An important component of the general mechanical energy equation
$\dfrac{p_1}{\gamma}+z_1+h_A-h_R-h_L+\dfrac{v_1^2}{2g}=\dfrac{p_2}{\gamma}+z_2+\dfrac{v_2^2}{2g}$ Eq. (01)
is $h_A$ since it represents the mechanical energy added to the fluid so that it can continue its trip through the pipe. At this point, two cases are visualized,
- the energy $h_A$ is one the system requires in order to the pipe system to do its work, and
- the energy $h_A$ is brought from the technical features of a real life pump, for example, so that the conditions of the pipe system are changed in turn.
Of course, in most technical problems both cases presented above are part of the solution in an iterative procedure.
What is the relationsip between $h_A$ and a pump
Since the pump takes electrical energy and transforms it into mechanical energy to be later transferred into the fluid, these two parameters should be related. This is done through the effeciency of the motor,
$\mathbf{e_M}=\dfrac{Power\, output\, from \, the\, motor}{Power\, delivered\, by\, fluid}=\dfrac{P_O}{P_R}$ Eq. (02)

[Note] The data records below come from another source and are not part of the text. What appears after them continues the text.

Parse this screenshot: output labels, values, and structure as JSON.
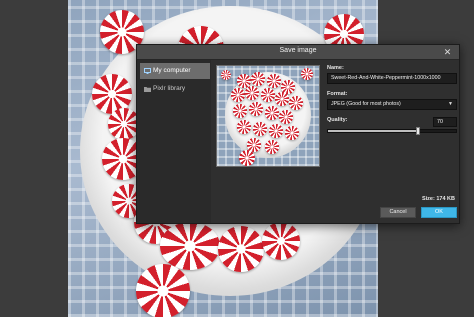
{
  "dialog": {
    "title": "Save image",
    "close_symbol": "✕"
  },
  "sources": [
    {
      "label": "My computer",
      "icon": "monitor-icon",
      "selected": true
    },
    {
      "label": "Pixlr library",
      "icon": "folder-icon",
      "selected": false
    }
  ],
  "form": {
    "name_label": "Name:",
    "name_value": "Sweet-Red-And-White-Peppermint-1000x1000",
    "format_label": "Format:",
    "format_value": "JPEG (Good for most photos)",
    "quality_label": "Quality:",
    "quality_value": "70",
    "quality_fraction": 0.7
  },
  "size_text": "Size: 174 KB",
  "buttons": {
    "cancel": "Cancel",
    "ok": "OK"
  },
  "colors": {
    "accent": "#3fb7e8",
    "dialog_bg": "#2f2f2f",
    "selected_source": "#6d6d6d"
  }
}
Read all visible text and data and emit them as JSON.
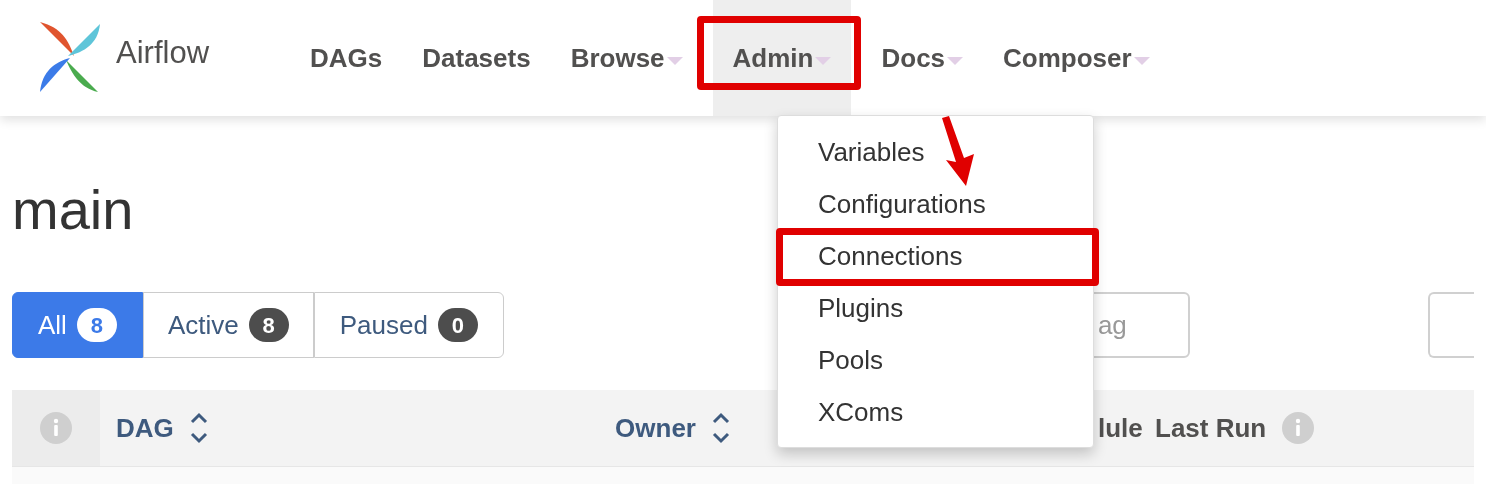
{
  "brand": {
    "name": "Airflow"
  },
  "nav": [
    {
      "label": "DAGs",
      "caret": false,
      "selected": false,
      "highlighted": false
    },
    {
      "label": "Datasets",
      "caret": false,
      "selected": false,
      "highlighted": false
    },
    {
      "label": "Browse",
      "caret": true,
      "selected": false,
      "highlighted": false
    },
    {
      "label": "Admin",
      "caret": true,
      "selected": true,
      "highlighted": true
    },
    {
      "label": "Docs",
      "caret": true,
      "selected": false,
      "highlighted": false
    },
    {
      "label": "Composer",
      "caret": true,
      "selected": false,
      "highlighted": false
    }
  ],
  "dropdown": {
    "items": [
      {
        "label": "Variables",
        "highlighted": false
      },
      {
        "label": "Configurations",
        "highlighted": false
      },
      {
        "label": "Connections",
        "highlighted": true
      },
      {
        "label": "Plugins",
        "highlighted": false
      },
      {
        "label": "Pools",
        "highlighted": false
      },
      {
        "label": "XComs",
        "highlighted": false
      }
    ]
  },
  "page": {
    "title": "main"
  },
  "filters": [
    {
      "label": "All",
      "count": "8",
      "selected": true
    },
    {
      "label": "Active",
      "count": "8",
      "selected": false
    },
    {
      "label": "Paused",
      "count": "0",
      "selected": false
    }
  ],
  "tag_search": {
    "placeholder": "ag"
  },
  "table": {
    "columns": [
      {
        "label": "DAG",
        "sortable": true,
        "info": false
      },
      {
        "label": "Owner",
        "sortable": true,
        "info": false
      },
      {
        "label": "lule",
        "sortable": false,
        "info": false
      },
      {
        "label": "Last Run",
        "sortable": false,
        "info": true
      }
    ]
  }
}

where $P_O$ is the mechanical power the motor so that the impeller may turn at certain speed with certain force and $P_R$ is the power the fluid actually receives. Since part of the power $P_O$ is wasted as heat or lost due to wearing of mechanical parts, $P_O>P_R$ and as a consequence $\mathbf{e_M}<1$. If $\mathbf{e_M}=1$ you would have an impossible thermodynamical machine. $P_O$ is a parameter measured and supplied, in the name plate, by pump manufacturers so that this data is easy to get.
Notice that Eq. (02) is the same if instead of a pump the case were that of a turbine (actioned by a mechanical energy of the fluid). We would be talking about $h_R$ instead of $h_A$ too.

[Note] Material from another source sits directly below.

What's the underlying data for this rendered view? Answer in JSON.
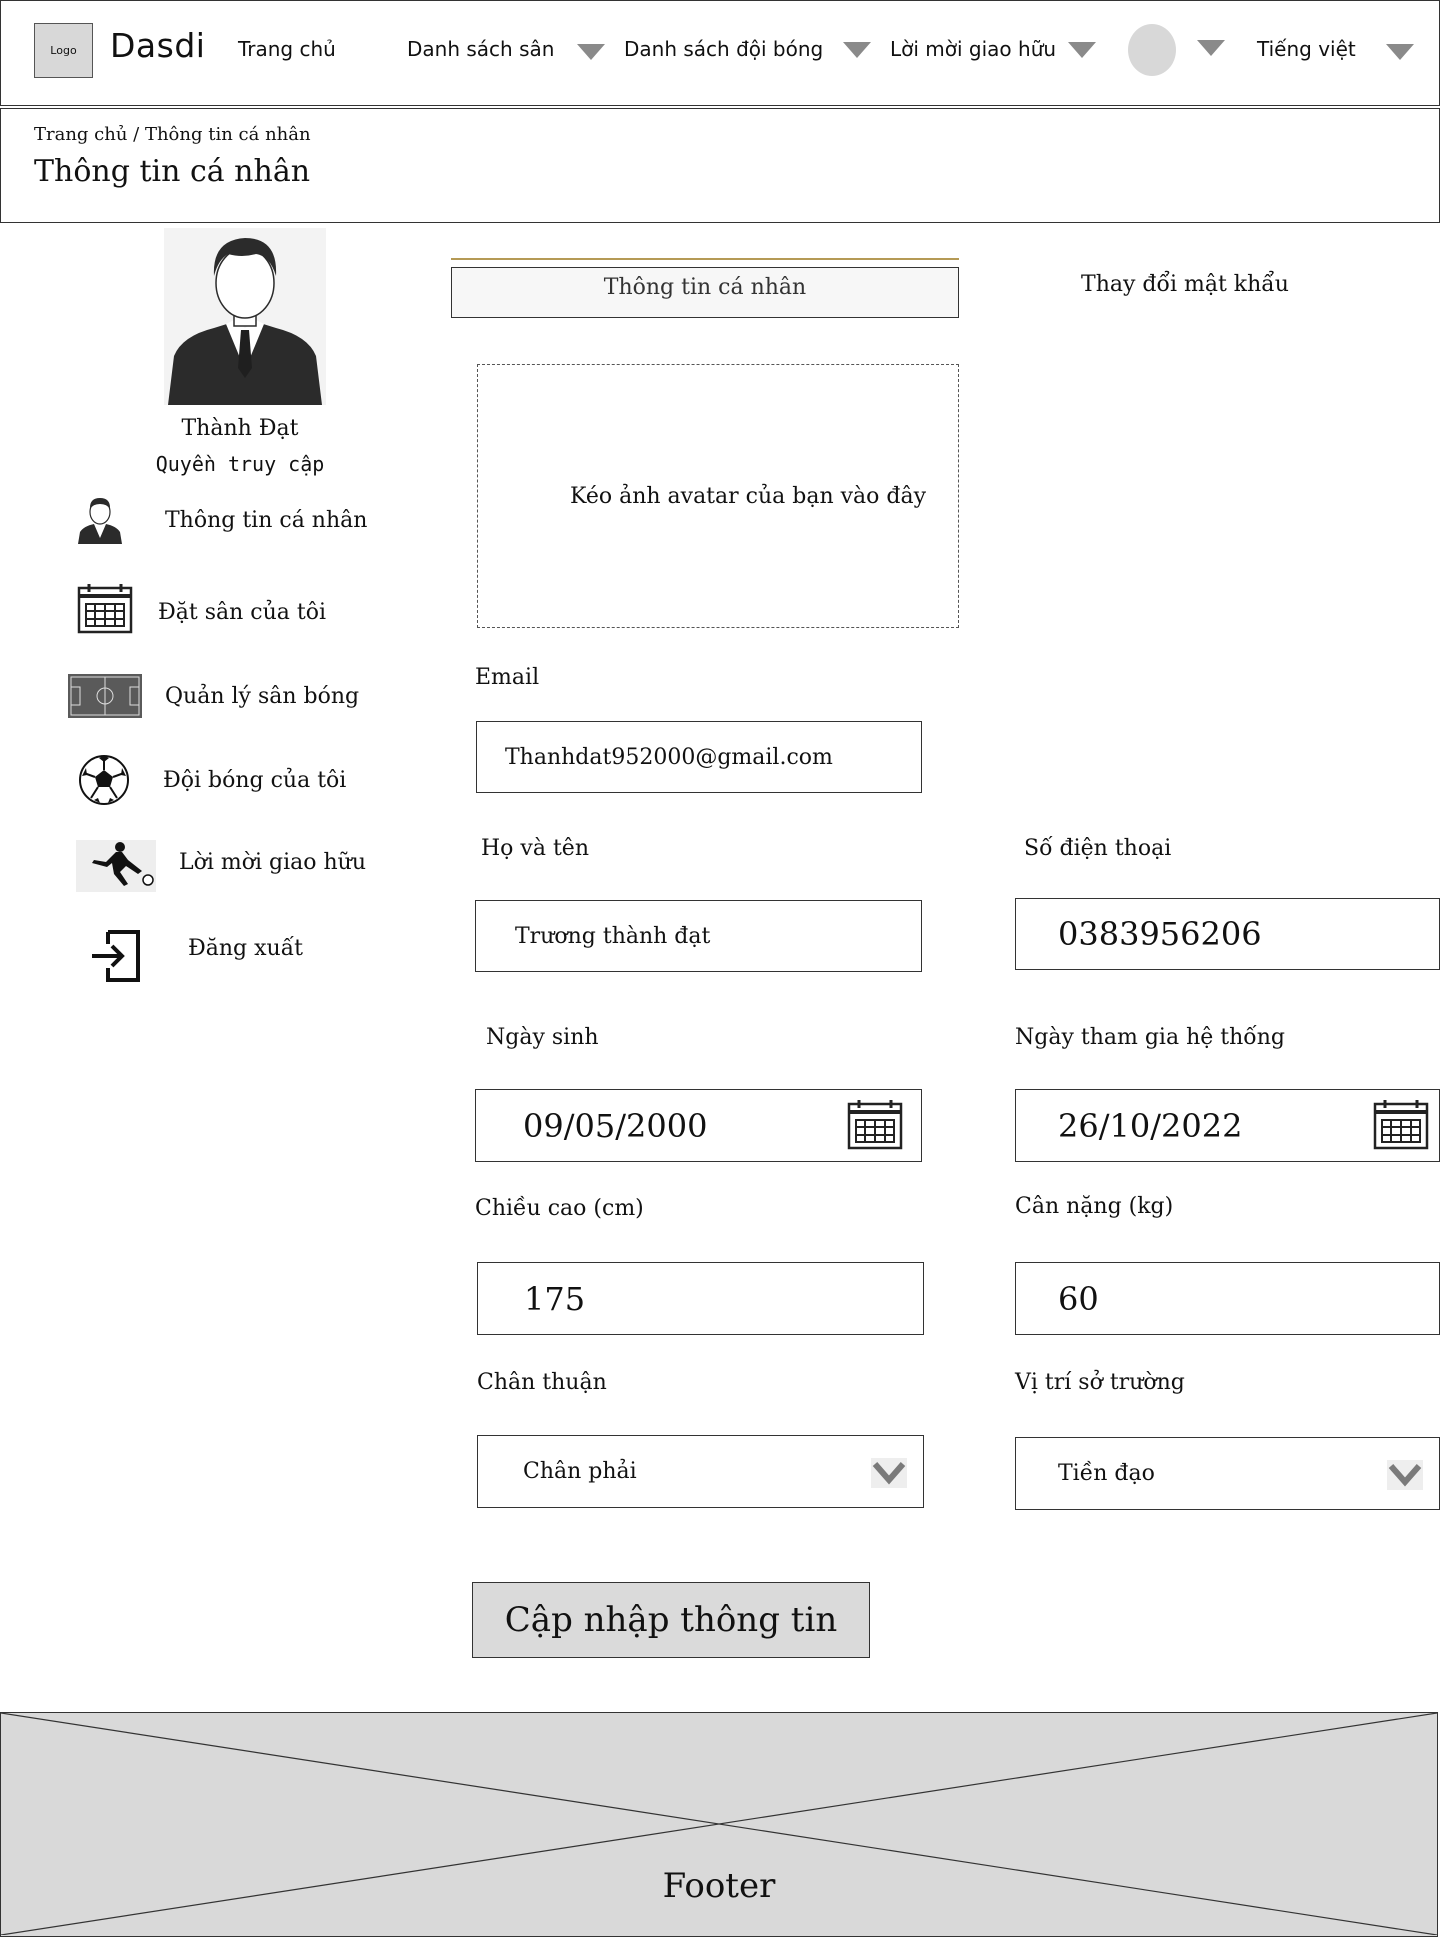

For a centrifugal pump the power transferred into the fluid and the energy added $h_A$ are related as follows,
$P_R=h_A\gamma Q$ Eq. (03)
where $Q$ is the volumetric flow rate and $\gamma$ a property of the fluid. Also, from Eq. (03) it is obvious that $P_R$ would be very hard to measured. Therefore, it is more common to speak of the efficiency of a pump which we know is smaller than 1 but with present technological advances could be in the range of 0.8 - 0.9 for new equipments. Then, the usual case would be that $P_R$ is unknown, so that,
$P_R=\mathbf{e_M}P_O$ Eq. (04)
and consequently, Eq. (01) becomes,
$\mathbf{e_M}P_O=h_A\gamma Q$ Eq (05)
From Eq. (05), $h_A$ is isolated to be,
$h_A=\dfrac{\mathbf{e_M}P_O}{\gamma Q}$ Eq. (06)
In this way $h_A$ can only be estimated if the efficiency of the pump $\mathbf{e_M}$ and power of the motor of the pump $P_O$ are known.